So I do this for a while in about 1992 after I repeated the experiments and published them, and I realized at some point they're still interested in genes and they don't want to talk about this. I leave and decide I might as well just talk to the people directly. So I end up writing this book, which took a number of years to get the science so people could read it because the first time I wrote a manuscript, it was so scientific.

They were so embarrassed to tell me they couldn't understand a damn word that I wrote. They just avoided me like the plague. So I finally got it down into human words here.

And what do I write? Now here's what I write. I want you to note.

In chapter 2... Chapter two, I lay out the scientific evidence to show you genes do not control biology. I also introduce you to the exciting discovery of epigenetics, a new field of biology that is unraveling the mysteries of how the environment works.

The environment influences the behavior of cells without changing the genetic code. And so what do I call chapter two? Well, I call it, it's the environment, stupid! And basically that's a takeoff from the Democrats who were saying it was the economy, stupid.

And I thought this was a funny title. And yet when I wrote this book and most people, the conventional people, looked at me and said, Bruce, what the bleep do you know? And I had to stand there and say, yeah, but all this is still, I support this, the experiment supports it.

this, and all this was really great. And then, guess what happened just two months ago, or three months ago now, it was actually May, so it's even maybe a few more months ago, issue of Nature, one of the most prestigious journals in the world, Nature. There's an article.

What's it about? Stem cells are engaged in a constant crosstalk with their environment. Biologists are fast realizing.
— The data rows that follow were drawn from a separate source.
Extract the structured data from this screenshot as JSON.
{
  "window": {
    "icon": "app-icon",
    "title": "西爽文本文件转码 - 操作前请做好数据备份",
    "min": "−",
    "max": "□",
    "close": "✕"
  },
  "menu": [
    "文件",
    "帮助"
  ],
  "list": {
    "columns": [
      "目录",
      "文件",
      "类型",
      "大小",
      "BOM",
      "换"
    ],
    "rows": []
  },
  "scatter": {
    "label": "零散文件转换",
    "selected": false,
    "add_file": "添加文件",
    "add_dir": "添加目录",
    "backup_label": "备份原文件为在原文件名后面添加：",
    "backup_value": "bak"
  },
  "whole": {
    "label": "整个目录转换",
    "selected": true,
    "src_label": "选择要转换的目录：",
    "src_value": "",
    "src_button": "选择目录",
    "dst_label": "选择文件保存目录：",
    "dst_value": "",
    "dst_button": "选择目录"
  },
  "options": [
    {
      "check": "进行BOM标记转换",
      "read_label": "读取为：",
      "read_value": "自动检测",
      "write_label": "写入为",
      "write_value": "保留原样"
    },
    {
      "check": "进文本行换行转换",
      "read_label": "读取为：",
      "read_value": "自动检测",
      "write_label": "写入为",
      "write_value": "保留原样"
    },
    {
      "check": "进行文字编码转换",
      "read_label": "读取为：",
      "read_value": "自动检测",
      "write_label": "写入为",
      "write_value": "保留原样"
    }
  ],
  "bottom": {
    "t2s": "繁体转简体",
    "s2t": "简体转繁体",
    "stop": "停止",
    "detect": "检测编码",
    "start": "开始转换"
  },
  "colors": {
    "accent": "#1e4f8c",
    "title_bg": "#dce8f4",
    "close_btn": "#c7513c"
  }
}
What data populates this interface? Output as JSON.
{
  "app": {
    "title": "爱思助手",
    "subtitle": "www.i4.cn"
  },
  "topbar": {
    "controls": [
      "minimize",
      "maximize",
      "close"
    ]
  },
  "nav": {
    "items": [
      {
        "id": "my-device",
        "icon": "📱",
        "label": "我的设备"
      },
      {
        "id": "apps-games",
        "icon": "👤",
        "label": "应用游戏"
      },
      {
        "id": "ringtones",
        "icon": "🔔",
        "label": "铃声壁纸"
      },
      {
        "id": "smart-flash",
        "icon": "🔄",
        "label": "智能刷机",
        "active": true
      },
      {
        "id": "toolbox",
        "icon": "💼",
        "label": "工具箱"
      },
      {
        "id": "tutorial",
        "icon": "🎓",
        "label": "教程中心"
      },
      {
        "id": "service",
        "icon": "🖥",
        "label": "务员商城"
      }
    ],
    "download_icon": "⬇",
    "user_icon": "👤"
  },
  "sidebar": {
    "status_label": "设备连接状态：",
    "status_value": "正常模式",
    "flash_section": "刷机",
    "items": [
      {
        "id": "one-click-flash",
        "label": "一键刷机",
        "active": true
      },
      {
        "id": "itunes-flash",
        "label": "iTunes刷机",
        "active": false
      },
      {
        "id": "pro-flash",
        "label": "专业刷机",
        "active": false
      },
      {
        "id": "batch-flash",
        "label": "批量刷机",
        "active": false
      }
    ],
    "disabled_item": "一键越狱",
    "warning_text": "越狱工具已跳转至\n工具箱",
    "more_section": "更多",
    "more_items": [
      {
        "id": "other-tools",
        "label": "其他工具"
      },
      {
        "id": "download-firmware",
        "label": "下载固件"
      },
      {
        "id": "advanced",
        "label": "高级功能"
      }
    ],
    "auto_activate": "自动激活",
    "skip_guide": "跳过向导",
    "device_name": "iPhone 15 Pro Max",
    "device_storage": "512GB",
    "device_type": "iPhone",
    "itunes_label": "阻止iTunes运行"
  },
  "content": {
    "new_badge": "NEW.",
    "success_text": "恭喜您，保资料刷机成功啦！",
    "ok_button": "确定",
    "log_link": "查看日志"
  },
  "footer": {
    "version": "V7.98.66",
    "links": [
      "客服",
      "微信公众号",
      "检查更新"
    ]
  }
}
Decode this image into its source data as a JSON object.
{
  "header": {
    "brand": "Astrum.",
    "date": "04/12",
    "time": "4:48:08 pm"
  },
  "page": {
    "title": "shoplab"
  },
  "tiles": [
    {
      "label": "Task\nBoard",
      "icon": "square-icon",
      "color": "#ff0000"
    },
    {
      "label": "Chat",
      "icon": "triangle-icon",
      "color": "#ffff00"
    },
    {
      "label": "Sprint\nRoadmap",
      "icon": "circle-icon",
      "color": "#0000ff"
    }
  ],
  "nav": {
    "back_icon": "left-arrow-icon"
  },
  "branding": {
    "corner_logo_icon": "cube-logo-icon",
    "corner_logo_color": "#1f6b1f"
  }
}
What do you think the article is called? I love this. It's the ecology, stupid.

I rest my case, you see. It took them some years, but they're getting there. So the question is now.

What do we learn from all this? Well, what we're going to learn is how human cells work. How do they work?

Well, let me explain this, and this is where I have to give you the scientific facts enough so that the conclusions make sense, that I'm going to give you in a few minutes. How do cells work? Well, the easiest way to show you how cells work is by showing you how a cell works.

is use the transmission from my car. And the reason, because a cell is made out of parts, like a transmission. But this is an important diagram because it's called an exploded diagram, and it shows two different things.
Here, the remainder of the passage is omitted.